In the United States, rice farming is a high-cost, high-yielding, large-scale production sector that depends on the global market for almost half its annual sales". this means that the United States exports most of our rice.
boycotting and not buying rice would force exporting, and would force prices to decline for rice. We can stop the food crisis's effectively for no cost right now! Don't be concerned
with the limit on bags of rice that the media is reporting, but boycott rice instead/ By boycotting rice, demand from top dollar paying western worlds will drop, pushing rice prices down. Do not buy rice! ,lets save the world economically. BOYCOTT RICE PLEASE
--
Thanks,
Posted By: booglede @ 04/24/2008 1:36:43 AM
Comment: An down-to-earth norm; but would the 'masters iof the ring' in our world bother.

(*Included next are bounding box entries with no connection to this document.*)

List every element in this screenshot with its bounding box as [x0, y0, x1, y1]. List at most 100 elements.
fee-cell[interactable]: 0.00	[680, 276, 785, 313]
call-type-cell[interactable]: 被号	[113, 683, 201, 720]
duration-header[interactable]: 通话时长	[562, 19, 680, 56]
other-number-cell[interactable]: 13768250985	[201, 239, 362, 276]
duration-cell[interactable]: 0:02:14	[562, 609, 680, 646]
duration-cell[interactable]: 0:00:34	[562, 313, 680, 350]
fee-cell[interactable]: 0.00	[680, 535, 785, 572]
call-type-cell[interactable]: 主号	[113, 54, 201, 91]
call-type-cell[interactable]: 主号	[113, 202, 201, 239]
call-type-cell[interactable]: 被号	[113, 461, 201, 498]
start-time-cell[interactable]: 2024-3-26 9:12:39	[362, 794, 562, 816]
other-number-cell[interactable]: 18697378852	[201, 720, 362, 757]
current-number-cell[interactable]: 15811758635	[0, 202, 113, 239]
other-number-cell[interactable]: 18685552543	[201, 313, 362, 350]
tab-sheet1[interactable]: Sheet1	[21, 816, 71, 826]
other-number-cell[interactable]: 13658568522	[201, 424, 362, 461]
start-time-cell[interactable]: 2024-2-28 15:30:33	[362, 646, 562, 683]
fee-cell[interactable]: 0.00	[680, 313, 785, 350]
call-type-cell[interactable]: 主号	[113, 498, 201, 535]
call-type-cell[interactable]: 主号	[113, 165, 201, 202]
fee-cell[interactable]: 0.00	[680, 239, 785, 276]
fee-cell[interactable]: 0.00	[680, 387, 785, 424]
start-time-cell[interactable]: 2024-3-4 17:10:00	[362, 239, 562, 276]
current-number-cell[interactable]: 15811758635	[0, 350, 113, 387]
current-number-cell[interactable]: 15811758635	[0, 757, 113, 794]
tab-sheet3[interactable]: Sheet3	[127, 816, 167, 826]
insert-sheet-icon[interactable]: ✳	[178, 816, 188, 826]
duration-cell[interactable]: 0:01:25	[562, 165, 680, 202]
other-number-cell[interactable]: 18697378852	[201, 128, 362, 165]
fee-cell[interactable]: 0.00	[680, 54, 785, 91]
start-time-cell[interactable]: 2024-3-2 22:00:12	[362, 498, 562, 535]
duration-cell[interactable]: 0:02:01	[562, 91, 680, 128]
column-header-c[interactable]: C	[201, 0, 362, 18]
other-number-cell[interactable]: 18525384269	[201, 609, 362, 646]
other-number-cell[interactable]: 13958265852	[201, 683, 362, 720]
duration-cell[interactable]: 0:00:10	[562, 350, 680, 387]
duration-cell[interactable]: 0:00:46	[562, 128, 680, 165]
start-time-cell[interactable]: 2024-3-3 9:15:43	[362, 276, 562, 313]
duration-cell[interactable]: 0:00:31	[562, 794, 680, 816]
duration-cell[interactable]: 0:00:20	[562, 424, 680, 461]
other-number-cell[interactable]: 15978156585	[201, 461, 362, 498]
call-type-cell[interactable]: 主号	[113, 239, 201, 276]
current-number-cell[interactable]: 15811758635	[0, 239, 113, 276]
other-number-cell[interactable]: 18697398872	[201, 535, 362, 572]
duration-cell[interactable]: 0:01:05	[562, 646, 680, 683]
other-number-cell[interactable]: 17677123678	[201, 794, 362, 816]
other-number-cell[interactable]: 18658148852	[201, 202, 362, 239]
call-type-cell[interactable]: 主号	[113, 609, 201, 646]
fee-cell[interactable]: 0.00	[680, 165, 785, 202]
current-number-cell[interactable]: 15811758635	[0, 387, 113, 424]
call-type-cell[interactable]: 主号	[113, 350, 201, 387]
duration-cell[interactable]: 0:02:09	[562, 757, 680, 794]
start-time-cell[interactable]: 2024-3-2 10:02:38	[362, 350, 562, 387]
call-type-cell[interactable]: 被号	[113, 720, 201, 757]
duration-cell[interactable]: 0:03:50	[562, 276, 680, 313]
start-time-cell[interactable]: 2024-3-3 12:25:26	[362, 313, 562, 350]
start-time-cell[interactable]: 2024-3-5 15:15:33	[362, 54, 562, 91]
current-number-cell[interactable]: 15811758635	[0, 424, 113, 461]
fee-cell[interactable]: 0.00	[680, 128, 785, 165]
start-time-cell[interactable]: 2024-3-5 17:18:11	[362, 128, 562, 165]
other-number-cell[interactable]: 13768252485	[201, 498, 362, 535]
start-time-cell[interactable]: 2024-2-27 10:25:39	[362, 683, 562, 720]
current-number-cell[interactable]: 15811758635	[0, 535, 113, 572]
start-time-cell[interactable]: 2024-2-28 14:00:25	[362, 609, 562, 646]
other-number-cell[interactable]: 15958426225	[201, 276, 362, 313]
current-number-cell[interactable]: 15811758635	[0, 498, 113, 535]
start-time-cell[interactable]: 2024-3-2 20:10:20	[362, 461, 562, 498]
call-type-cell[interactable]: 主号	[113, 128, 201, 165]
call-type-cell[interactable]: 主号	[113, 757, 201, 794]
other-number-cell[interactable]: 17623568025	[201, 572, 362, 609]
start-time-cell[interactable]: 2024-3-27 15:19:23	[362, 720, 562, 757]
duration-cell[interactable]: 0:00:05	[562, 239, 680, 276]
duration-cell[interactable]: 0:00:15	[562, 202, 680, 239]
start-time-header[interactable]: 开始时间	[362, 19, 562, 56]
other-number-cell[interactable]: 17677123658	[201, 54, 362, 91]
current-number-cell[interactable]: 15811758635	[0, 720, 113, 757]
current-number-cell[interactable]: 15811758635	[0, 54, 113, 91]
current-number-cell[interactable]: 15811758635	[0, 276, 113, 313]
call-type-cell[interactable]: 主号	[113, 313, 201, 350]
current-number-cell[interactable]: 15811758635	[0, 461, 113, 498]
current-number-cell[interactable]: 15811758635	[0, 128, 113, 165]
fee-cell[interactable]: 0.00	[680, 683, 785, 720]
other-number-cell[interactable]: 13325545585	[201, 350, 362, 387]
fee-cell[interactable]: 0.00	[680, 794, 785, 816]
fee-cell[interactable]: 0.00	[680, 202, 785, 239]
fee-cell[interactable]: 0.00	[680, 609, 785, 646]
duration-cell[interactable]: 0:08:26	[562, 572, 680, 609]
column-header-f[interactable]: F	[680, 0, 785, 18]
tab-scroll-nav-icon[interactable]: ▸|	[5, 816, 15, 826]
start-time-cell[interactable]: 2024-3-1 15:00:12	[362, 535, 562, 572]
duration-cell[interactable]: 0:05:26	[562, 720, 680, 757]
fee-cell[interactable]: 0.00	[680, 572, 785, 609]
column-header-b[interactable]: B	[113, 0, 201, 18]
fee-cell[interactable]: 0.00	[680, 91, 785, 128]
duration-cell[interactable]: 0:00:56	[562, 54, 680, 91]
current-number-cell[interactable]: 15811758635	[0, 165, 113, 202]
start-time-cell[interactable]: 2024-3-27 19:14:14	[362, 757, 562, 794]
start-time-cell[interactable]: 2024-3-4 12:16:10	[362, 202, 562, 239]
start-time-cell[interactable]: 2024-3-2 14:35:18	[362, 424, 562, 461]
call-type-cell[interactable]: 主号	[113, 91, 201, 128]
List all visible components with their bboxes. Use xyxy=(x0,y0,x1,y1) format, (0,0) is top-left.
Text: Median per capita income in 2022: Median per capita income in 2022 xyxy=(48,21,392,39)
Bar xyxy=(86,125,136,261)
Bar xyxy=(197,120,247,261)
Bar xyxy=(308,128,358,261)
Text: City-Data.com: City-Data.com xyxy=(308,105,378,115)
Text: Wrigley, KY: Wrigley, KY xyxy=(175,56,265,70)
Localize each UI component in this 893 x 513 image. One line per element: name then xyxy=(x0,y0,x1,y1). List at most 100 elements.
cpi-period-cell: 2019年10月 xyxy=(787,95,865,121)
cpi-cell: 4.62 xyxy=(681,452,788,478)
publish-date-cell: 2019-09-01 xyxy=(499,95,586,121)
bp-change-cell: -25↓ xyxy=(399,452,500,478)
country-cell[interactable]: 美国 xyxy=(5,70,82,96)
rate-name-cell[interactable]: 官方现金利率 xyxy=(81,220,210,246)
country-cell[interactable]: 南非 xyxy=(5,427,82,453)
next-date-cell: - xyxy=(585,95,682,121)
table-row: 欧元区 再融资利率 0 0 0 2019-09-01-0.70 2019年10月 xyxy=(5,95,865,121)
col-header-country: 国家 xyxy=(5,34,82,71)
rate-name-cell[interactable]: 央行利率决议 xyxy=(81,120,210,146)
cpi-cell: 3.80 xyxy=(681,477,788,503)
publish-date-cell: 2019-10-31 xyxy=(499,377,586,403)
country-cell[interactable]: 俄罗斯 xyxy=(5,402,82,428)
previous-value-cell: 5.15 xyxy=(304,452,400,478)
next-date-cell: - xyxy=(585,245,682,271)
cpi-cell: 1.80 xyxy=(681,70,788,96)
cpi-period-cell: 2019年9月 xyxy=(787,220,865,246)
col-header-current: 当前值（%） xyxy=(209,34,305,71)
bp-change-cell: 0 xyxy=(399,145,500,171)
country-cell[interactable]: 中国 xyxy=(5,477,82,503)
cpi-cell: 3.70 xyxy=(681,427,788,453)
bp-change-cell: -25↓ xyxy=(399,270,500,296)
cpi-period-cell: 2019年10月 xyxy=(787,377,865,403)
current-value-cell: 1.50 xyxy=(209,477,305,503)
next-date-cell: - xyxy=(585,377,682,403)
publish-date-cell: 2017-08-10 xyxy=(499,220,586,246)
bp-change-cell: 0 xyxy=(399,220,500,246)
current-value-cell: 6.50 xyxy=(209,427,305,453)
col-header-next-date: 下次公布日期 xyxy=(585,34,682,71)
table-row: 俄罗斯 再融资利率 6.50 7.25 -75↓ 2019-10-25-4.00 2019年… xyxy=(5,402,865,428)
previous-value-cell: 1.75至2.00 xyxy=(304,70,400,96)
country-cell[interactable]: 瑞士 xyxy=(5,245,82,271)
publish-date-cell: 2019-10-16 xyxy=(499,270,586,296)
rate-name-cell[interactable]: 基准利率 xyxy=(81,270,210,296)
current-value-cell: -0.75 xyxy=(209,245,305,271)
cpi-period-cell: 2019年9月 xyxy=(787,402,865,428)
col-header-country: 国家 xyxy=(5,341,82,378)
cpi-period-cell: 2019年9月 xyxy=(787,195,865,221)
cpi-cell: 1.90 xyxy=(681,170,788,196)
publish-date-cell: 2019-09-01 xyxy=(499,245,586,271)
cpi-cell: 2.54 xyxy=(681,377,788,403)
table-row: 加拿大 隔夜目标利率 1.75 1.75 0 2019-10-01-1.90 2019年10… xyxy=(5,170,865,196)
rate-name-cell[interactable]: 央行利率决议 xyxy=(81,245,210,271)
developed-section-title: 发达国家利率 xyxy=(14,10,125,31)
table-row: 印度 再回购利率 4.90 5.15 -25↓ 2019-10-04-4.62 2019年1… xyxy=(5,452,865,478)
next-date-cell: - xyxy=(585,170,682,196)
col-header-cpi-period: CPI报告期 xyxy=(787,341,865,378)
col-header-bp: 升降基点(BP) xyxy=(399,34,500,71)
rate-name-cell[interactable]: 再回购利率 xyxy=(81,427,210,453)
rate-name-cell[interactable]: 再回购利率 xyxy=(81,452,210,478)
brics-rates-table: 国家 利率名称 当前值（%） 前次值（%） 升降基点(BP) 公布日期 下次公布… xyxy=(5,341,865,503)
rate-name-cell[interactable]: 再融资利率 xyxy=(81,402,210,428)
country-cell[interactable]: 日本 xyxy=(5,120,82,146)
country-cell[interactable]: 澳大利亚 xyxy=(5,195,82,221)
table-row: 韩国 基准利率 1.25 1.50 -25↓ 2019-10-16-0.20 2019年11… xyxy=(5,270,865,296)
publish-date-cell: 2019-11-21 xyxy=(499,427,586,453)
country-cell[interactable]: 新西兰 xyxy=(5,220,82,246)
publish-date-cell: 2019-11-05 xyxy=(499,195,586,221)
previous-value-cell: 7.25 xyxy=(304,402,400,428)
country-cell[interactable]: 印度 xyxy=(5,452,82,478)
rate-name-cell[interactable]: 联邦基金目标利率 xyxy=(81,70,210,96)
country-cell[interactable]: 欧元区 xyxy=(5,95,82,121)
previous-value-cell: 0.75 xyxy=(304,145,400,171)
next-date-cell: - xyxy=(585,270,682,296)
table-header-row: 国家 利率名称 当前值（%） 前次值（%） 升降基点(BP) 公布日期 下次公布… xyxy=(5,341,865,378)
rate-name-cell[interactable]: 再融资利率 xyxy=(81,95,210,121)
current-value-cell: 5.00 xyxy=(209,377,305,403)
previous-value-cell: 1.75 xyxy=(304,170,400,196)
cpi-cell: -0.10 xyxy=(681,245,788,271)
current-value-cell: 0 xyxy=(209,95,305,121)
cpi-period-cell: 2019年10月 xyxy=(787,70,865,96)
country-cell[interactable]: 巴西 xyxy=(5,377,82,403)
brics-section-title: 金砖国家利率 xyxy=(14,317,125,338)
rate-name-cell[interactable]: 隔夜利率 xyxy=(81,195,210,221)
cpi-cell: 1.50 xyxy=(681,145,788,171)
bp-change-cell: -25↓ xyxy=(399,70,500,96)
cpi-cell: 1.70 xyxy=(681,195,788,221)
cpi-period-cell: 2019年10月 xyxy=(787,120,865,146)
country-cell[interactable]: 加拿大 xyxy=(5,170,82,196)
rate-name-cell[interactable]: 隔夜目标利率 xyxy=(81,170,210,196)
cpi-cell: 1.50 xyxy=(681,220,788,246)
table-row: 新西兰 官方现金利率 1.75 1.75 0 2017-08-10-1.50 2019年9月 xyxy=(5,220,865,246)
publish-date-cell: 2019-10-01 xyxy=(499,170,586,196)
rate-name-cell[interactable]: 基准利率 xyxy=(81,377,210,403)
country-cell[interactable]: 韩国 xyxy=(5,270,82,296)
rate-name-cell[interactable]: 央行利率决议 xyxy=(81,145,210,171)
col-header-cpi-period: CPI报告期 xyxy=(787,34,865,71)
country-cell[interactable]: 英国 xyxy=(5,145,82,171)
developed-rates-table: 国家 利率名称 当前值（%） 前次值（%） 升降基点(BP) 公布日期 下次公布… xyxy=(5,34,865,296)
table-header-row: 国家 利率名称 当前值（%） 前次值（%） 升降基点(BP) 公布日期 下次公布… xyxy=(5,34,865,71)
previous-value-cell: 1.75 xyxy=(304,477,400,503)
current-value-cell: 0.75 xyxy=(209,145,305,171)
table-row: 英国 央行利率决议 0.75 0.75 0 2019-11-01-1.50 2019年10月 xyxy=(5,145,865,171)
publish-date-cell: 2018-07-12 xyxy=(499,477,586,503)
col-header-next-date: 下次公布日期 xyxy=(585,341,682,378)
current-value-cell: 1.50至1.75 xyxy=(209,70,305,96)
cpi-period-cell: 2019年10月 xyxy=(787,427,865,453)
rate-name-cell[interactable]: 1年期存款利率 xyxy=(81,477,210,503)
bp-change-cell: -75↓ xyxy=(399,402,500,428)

The wirter advocates anger over rich people' complicity in such exploitation of human beings in matters like provison of food/ food security. This is like asking for the moon for 2 reasons.First, the major Multinationals could not care less about anything other than their PROFITABILITY. See what they are doing to Iraqi oil and US tax-payer' money. With sucn an approach would it mean much if people are dying in Africa etc. No Administartion can take on, generally, the MNCs; even the ones who are not as obliged to them as is the current one. Look at Hillary supplicating for money to win the race. What can you expect if she was to win!
Second, the average American, generally, may be a 'goodguy' but he/she tends to live blissfully ignorant of what happens to other human beings. To them the world is like a video-game. Anybody opposing US may be labelled like a 'bad guys' and bombarded like they do in the game.Personally most of them may be nice people but they would much rather succumb to obescity etc rather than drop protectionism because of the culture. Just see how many millions of tons of food is wasted daily in the US. It is a fact that the Americans spend far more on their pets than Asia/ Africa would be spending on staple human diet for their people.
hats off to the writer for touching the tip of the inceberg of human misery of poor people sparked by the ignorance/ disregard, at best, of the richer ones.